The signature element is a raw-WebGL fragment shader sun — no three.js, one fullscreen triangle. Screen pixels inside the disc are lifted onto a sphere (z = √(R²−r²)) and slowly rotated. Plasma is domain-warped fBm: three fBm fields feed their output back in as an offset (fbm(p·1.6 + q·1.35)), which produces the curling, convective look a single noise pass never gives. Granulation is two ridged value-noise layers at different frequencies and orientations so no grid alignment survives. A temperature ramp maps that scalar field from ember red through #FF6B1A to white-gold; limb darkening (0.26 + 0.74·μ0.65) curves the disc, and a (1−μ)⁶ chromosphere rim reignites the very edge.
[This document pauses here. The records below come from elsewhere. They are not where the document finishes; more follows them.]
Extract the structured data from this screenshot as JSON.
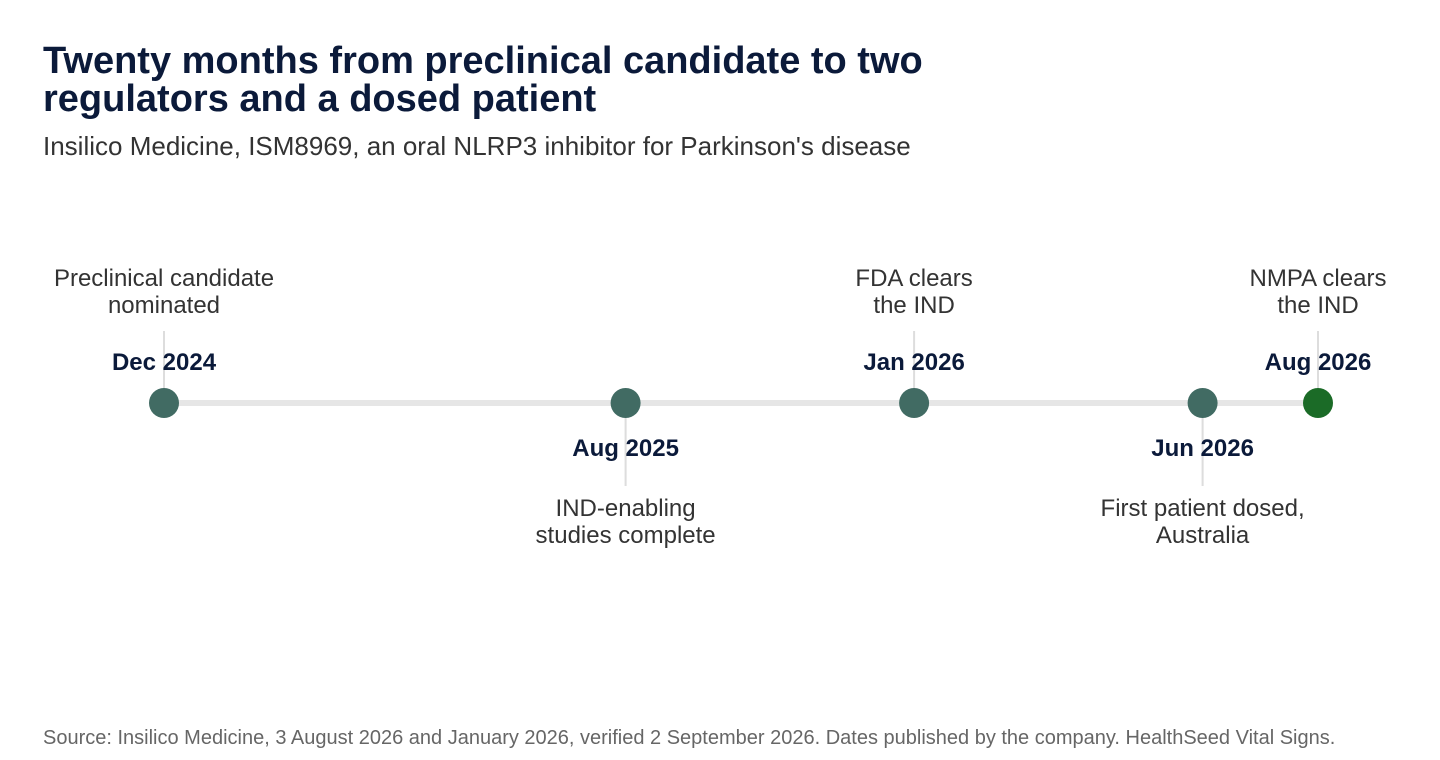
{
  "header": {
    "title": "Twenty months from preclinical candidate to two regulators and a dosed patient",
    "subtitle": "Insilico Medicine, ISM8969, an oral NLRP3 inhibitor for Parkinson's disease"
  },
  "footer": {
    "source": "Source: Insilico Medicine, 3 August 2026 and January 2026, verified 2 September 2026. Dates published by the company. HealthSeed Vital Signs."
  },
  "colors": {
    "track": "#e6e6e6",
    "milestone": "#416b63",
    "final_milestone": "#1b6b27",
    "date_text": "#0b1a3a",
    "label_text": "#333333",
    "leader": "#dddddd"
  },
  "milestones": [
    {
      "date": "Dec 2024",
      "label": [
        "Preclinical candidate",
        "nominated"
      ],
      "side": "above",
      "final": false
    },
    {
      "date": "Aug 2025",
      "label": [
        "IND-enabling",
        "studies complete"
      ],
      "side": "below",
      "final": false
    },
    {
      "date": "Jan 2026",
      "label": [
        "FDA clears",
        "the IND"
      ],
      "side": "above",
      "final": false
    },
    {
      "date": "Jun 2026",
      "label": [
        "First patient dosed,",
        "Australia"
      ],
      "side": "below",
      "final": false
    },
    {
      "date": "Aug 2026",
      "label": [
        "NMPA clears",
        "the IND"
      ],
      "side": "above",
      "final": true
    }
  ]
}
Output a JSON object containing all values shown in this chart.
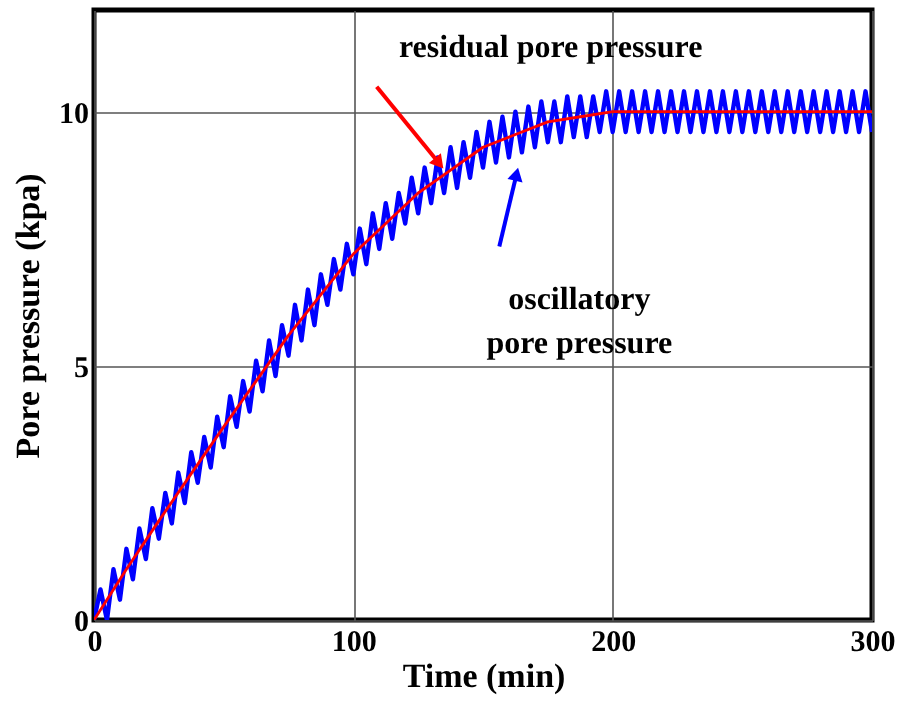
{
  "chart_data": {
    "type": "line",
    "xlabel": "Time (min)",
    "ylabel": "Pore pressure (kpa)",
    "xlim": [
      0,
      300
    ],
    "ylim": [
      0,
      12
    ],
    "xticks": [
      0,
      100,
      200,
      300
    ],
    "yticks": [
      0,
      5,
      10
    ],
    "grid": true,
    "marker": "none",
    "line_style": "solid",
    "series": [
      {
        "color": "#0000ff",
        "x": [
          0,
          2.5,
          5,
          7.5,
          10,
          12.5,
          15,
          17.5,
          20,
          22.5,
          25,
          27.5,
          30,
          32.5,
          35,
          37.5,
          40,
          42.5,
          45,
          47.5,
          50,
          52.5,
          55,
          57.5,
          60,
          62.5,
          65,
          67.5,
          70,
          72.5,
          75,
          77.5,
          80,
          82.5,
          85,
          87.5,
          90,
          92.5,
          95,
          97.5,
          100,
          102.5,
          105,
          107.5,
          110,
          112.5,
          115,
          117.5,
          120,
          122.5,
          125,
          127.5,
          130,
          132.5,
          135,
          137.5,
          140,
          142.5,
          145,
          147.5,
          150,
          152.5,
          155,
          157.5,
          160,
          162.5,
          165,
          167.5,
          170,
          172.5,
          175,
          177.5,
          180,
          182.5,
          185,
          187.5,
          190,
          192.5,
          195,
          197.5,
          200,
          202.5,
          205,
          207.5,
          210,
          212.5,
          215,
          217.5,
          220,
          222.5,
          225,
          227.5,
          230,
          232.5,
          235,
          237.5,
          240,
          242.5,
          245,
          247.5,
          250,
          252.5,
          255,
          257.5,
          260,
          262.5,
          265,
          267.5,
          270,
          272.5,
          275,
          277.5,
          280,
          282.5,
          285,
          287.5,
          290,
          292.5,
          295,
          297.5,
          300
        ],
        "values": [
          0.0,
          0.6,
          0.0,
          1.0,
          0.4,
          1.4,
          0.8,
          1.8,
          1.2,
          2.2,
          1.6,
          2.5,
          1.9,
          2.9,
          2.3,
          3.3,
          2.7,
          3.6,
          3.0,
          4.0,
          3.4,
          4.4,
          3.8,
          4.7,
          4.1,
          5.1,
          4.5,
          5.5,
          4.8,
          5.8,
          5.2,
          6.2,
          5.5,
          6.5,
          5.8,
          6.8,
          6.2,
          7.1,
          6.5,
          7.4,
          6.8,
          7.7,
          7.0,
          8.0,
          7.3,
          8.2,
          7.5,
          8.4,
          7.8,
          8.7,
          8.0,
          8.9,
          8.2,
          9.1,
          8.4,
          9.3,
          8.5,
          9.4,
          8.7,
          9.6,
          8.9,
          9.8,
          9.0,
          9.9,
          9.1,
          10.0,
          9.2,
          10.1,
          9.3,
          10.2,
          9.4,
          10.2,
          9.4,
          10.3,
          9.5,
          10.3,
          9.5,
          10.3,
          9.6,
          10.4,
          9.6,
          10.4,
          9.6,
          10.4,
          9.6,
          10.4,
          9.6,
          10.4,
          9.6,
          10.4,
          9.6,
          10.4,
          9.6,
          10.4,
          9.6,
          10.4,
          9.6,
          10.4,
          9.6,
          10.4,
          9.6,
          10.4,
          9.6,
          10.4,
          9.6,
          10.4,
          9.6,
          10.4,
          9.6,
          10.4,
          9.6,
          10.4,
          9.6,
          10.4,
          9.6,
          10.4,
          9.6,
          10.4,
          9.6,
          10.4,
          9.6
        ]
      },
      {
        "color": "#ff0000",
        "x": [
          0,
          12.5,
          25,
          37.5,
          50,
          62.5,
          75,
          87.5,
          100,
          112.5,
          125,
          137.5,
          150,
          162.5,
          175,
          187.5,
          200,
          300
        ],
        "values": [
          0,
          1.0,
          1.95,
          2.88,
          3.8,
          4.7,
          5.6,
          6.4,
          7.2,
          7.8,
          8.4,
          8.85,
          9.3,
          9.55,
          9.8,
          9.9,
          10,
          10
        ]
      }
    ],
    "annotations": [
      {
        "text": "residual pore pressure",
        "x": 136,
        "y": 8.8
      },
      {
        "text": "oscillatory\npore pressure",
        "x": 164,
        "y": 9.0
      }
    ]
  }
}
Outside the disc, the corona is angular fBm sampled on the unit circle (no atan seam) driving both the falloff rate and brightness of the glow, plus a filament term for magnetic loops that hug the limb.

Everything else is honest instrumentation: canvas-2D strip charts on a 0.3 s cadence with a 220-sample ring buffer; a mean-reverting random-walk model with a flare envelope (fast rise, exponential decay) shared by the shader, the X-ray chart, the readouts and the observation log; CSS-only forecast bars; an SVG reticle. Pressing the disc injects an M-class test flare — the shader surges, the chart spikes, and the log quietly notes "this one was you." If WebGL is unavailable the stage swaps to a layered radial-gradient sun and the page carries on.

05Iteration log

Pass 1 — Craft

  • First render of the disc was blown-out white with heavy black blotches — closer to mould than plasma. Re-weighted the heat field, moved the white-gold stop to the top 24% of the ramp, deepened limb darkening and cut sunspot coverage roughly in half.
  • Granulation showed rectilinear value-noise grid artefacts at high frequency. Replaced the single sample with two ridged layers at 24× and 47× on swizzled axes; the grid disappears.
  • The temperature band was set at 9vw with nowrap and clipped past ~800 px viewports; resized to 5vw so both lines clear 1280 px with padding intact.
  • Chart footer claimed "1-min cadence" while the window is 66 s at 0.3 s per sample — corrected the caption to match the actual instrument.

Pass 2 — Depth

  • Enriched the signature: dual-layer granulation, star-field twinkle keyed per star, corona loops term, and simulation time that runs 1.6× during a flare so the surface visibly seethes harder.
  • Second-read details: the reticle carries the Sun's true limb diameter; the Carrington rotation number is computed from today's real Julian date; every ~90 s the feed status blinks through station housekeeping ("STAR TRACKER LOCKED…").
  • Micro-interaction: metric labels warm to gold on hover; pressing the disc injects a test flare that propagates through shader, readouts, chart and log.
  • Motion timing: reveals use a single crafted cubic-bezier(.2,.7,.2,1); new log rows slide in with a brief flare-orange wash.

Pass 3 — Hardening

  • Caught a genuine cascade bug in the browser: .panel's position:relative silently overrode .hud's position:absolute, dropping both HUD panels out of their orbit around the sun. Fixed with a more specific .hero .hud selector, measured the DOM after.
  • Short-desktop collision: at 800 px tall the HUD panels overlapped the headline, and the headline itself was wrapping to four lines inside its 520 px column. Panels now sit at 43% on viewports under 840 px tall; the display size was re-derived from measured text width (canvas measureText) so both lines clear the column. Mobile moves title and panels into normal flow under a 62svh stage (with vh fallbacks for older Safari).
  • Reduced motion: no rAF loop at all — one still frame of the star, prefilled charts, static readouts; CSS kills pulse, reveals and row animations.
  • Performance: DPR capped at 2 and the sun buffer capped at 1600 px wide; rendering pauses when the tab hides or the hero scrolls away; resize is debounced.
  • Chanel rule: deleted the reticle's 300-second rotation — imperceptible ornament costing a composited layer — plus an unused utility class and dead transition.
  • Verified the extracted script parses clean in Node, the shader compiles (checked via a pixel-for-pixel software port rendered to PNG), and the only external requests are the two Google Fonts.